How is it different from real time stream processing? Real time returns partials in milliseconds as audio is captured. Micro-batching returns a transcript per chunk, with a latency floor equal to chunk duration plus processing time. Real time wins for live UX; micro-batching wins when you can absorb a few seconds and want a simpler integration.

What is the optimal chunk size? 25 to 35 seconds for most applications. Going much smaller pays diminishing returns on latency while inflating HTTP overhead and load; going much above 35 starts to push the latency floor past what most live-feeling workflows can absorb.

What is the rate limit? 10 new jobs per second on POST, a recommended 50 status requests per second on GET, and up to 20,000 concurrent jobs in flight. Exceeding the rate limits returns HTTP 429.

Does micro-batching cost more than batch? No. Speechmatics charges per audio minute, not per request. Twelve 5-second chunks cost the same as one 60-second file.

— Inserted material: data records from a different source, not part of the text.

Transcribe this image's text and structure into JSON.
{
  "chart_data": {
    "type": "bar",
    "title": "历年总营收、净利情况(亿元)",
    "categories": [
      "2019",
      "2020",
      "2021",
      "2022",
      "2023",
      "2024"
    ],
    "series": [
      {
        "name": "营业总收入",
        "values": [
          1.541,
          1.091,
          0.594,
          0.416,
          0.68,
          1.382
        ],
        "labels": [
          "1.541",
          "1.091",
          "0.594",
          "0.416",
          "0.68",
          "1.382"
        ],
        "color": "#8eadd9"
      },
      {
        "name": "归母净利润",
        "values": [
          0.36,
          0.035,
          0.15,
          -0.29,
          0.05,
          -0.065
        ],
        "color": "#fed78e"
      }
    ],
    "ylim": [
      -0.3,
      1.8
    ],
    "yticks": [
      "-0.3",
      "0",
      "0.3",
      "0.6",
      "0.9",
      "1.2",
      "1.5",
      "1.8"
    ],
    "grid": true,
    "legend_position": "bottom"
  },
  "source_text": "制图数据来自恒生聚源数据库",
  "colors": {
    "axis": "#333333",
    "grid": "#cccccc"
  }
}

Can I run it alongside real time transcription? Yes, and most production systems do. Normalise the JSON response shape at the edge so downstream consumers do not need to know which mode produced it.

What's next?

Get an API key, open the batch quickstart, and submit your first job. The batch limits reference is the page to live in while you tune concurrency. For a runnable end-to-end pattern, start with the micro-batching use case in the Speechmatics GitHub Academy and add the speaker ID variant when you need labels preserved across chunk boundaries.

If you find yourself fighting chunk boundaries (mangled words across cuts, diarization resets ruining speaker labels), look at real time streaming. Micro-batching solves a specific problem; pick it deliberately, not by default.